An dieser Stelle komme ich zum nächsten zentralen Punkt unseres Antrages. Viele Landesregierungen haben in Konkretisierung bundesrechtlicher Vorschriften für die Organisation und Durchführung von Abschiebungen Regeln geschaffen. Im Saarland gibt es nach Auskunft des Innenministeriums einen solchen Erlass oder eine vergleichbare Anordnung nicht. Hier sehen wir Handlungsbedarf. In Erlassen von beispielsweise Nordrhein-Westfalen, Thüringen, Niedersachsen oder Baden-Württemberg geht es darum, Handlungsspielräume im Sinne einer möglichst humanen Vorgehensweise auszuschöpfen.
Dabei wird zum einen versucht, die Betroffenen möglichst zu einer freiwilligen Ausreise zu bewegen, und zum anderen, im Falle einer Abschiebung unnötige Belastungen und Traumatisierungen insbesondere von betroffenen Kindern zu vermeiden. Deshalb wird in den Erlassen unter anderem vorgegeben, dass Abschiebungen grundsätzlich so zu organisieren sind, dass der Abholungszeitpunkt nicht in der Nacht liegt. So heißt es in dem Erlass des thüringischen Ministeriums für Migration, Justiz und Verbraucherschutz - ich zitiere mit Ihrer Erlaubnis, Frau Präsidentin -: „Abschiebungen von Familien oder alleinerziehenden Elternteilen mit minderjährigen Kindern sind grundsätzlich so zu organisieren, dass der Abholungszeitpunkt nicht zwischen 21.00 Uhr und 05.30 Uhr des Folgetages liegt.“
Ähnliche Regelungen finden sich auch in den erwähnten Erlassen der anderen Landesregierungen. Daneben ist in dem Thüringer Erlass weiterhin bestimmt, dass die Durchführung der Abschiebung so zu organisieren ist, dass minderjährige Kinder grundsätzlich nicht aus Schulen oder Kindertageseinrichtungen zum Zwecke der gemeinsamen Abschiebung mit Familienangehörigen abgeholt werden. In Baden-Württemberg wird ausdrücklich klargestellt, dass bei einer Abschiebung sichergestellt sein muss, dass minderjährige Kinder in der Obhut eines Elternteils verbleiben müssen. Und in Niedersachsen gilt, dass eine eingeleitete Abschiebung aufgrund der hohen Bedeutung der Wahrung der Familieneinheit abzubrechen ist, wenn minderjährige Kinder von einem Elternteil oder den Eltern getrennt würden.

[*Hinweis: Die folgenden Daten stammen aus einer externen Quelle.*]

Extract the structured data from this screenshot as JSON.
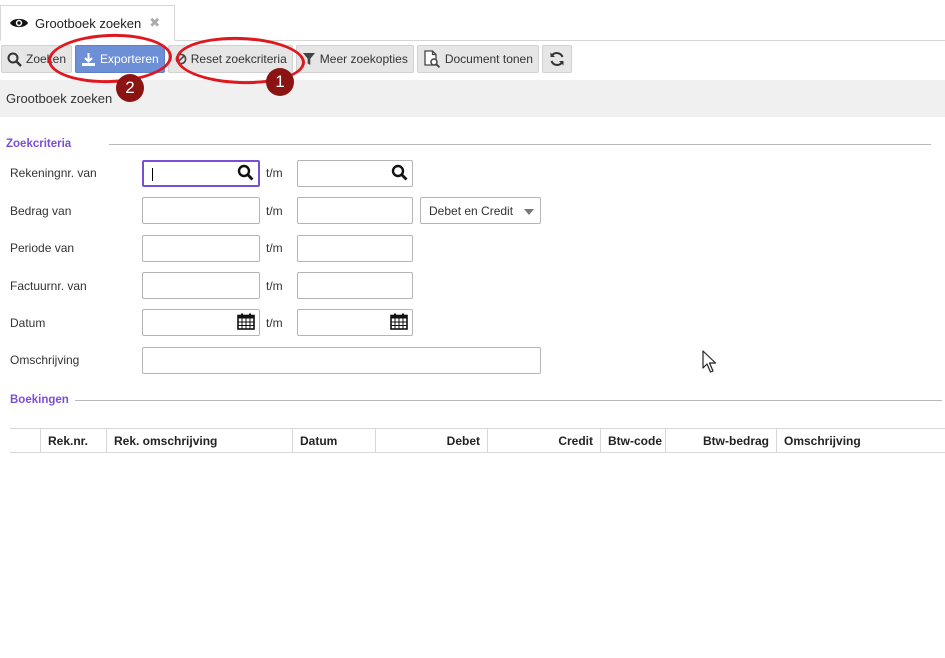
{
  "tab": {
    "title": "Grootboek zoeken",
    "icon": "eye-icon",
    "close_icon": "close-icon"
  },
  "toolbar": {
    "search_label": "Zoeken",
    "export_label": "Exporteren",
    "reset_label": "Reset zoekcriteria",
    "more_label": "Meer zoekopties",
    "document_label": "Document tonen",
    "refresh_icon": "refresh-icon"
  },
  "breadcrumb": "Grootboek zoeken",
  "criteria": {
    "title": "Zoekcriteria",
    "account_label": "Rekeningnr. van",
    "amount_label": "Bedrag van",
    "period_label": "Periode van",
    "invoice_label": "Factuurnr. van",
    "date_label": "Datum",
    "description_label": "Omschrijving",
    "tm": "t/m",
    "debit_credit_value": "Debet en Credit"
  },
  "bookings": {
    "title": "Boekingen",
    "columns": [
      "Rek.nr.",
      "Rek. omschrijving",
      "Datum",
      "Debet",
      "Credit",
      "Btw-code",
      "Btw-bedrag",
      "Omschrijving"
    ]
  },
  "annotations": {
    "one": "1",
    "two": "2"
  },
  "colors": {
    "accent": "#7b4fd4",
    "primary_button": "#6d8fd6",
    "annotation_red": "#e0171e",
    "badge": "#8b1313"
  }
}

Ich denke, wir sind uns alle darin einig, dass wir bei allen gesetzlichen Vorgaben nicht unsere Menschlichkeit vergessen dürfen. Versetzen Sie sich einmal in die Situation dieser oft traumatisierten Familien, die häufig Dramatisches erleben mussten, zuerst in ihrem Herkunftsland und dann auf ihrer Flucht nach Deutschland. Aufgrund der mit der Abschiebung verbundenen schweren Belastungen gerade für Kinder halten wir es für dringend geboten, humanitäre Gesichtspunkte in einem Erlass oder ähnlichen Anordnung verbindlich zu regeln, damit eine einheitliche Handhabung und Berücksichtigung durch die anwendenden Behörden sichergestellt ist. Wir haben auch die rechtliche Möglichkeit dazu, dies zeigen die gerade beispielhaft aufgezählten Regelungen in anderen Bundesländern, und dazu fordern wir die Landesregierung mit unserem vorliegenden Antrag auf. Nun ist die Politik am Zuge, wir bitten um die Zustimmung zu unserem Antrag. Den Anträgen der GRÜNEN und der PIRATEN, die gleichfalls noch vorgestellt werden, werden wir zustimmen. - Ich danke für die Aufmerksamkeit.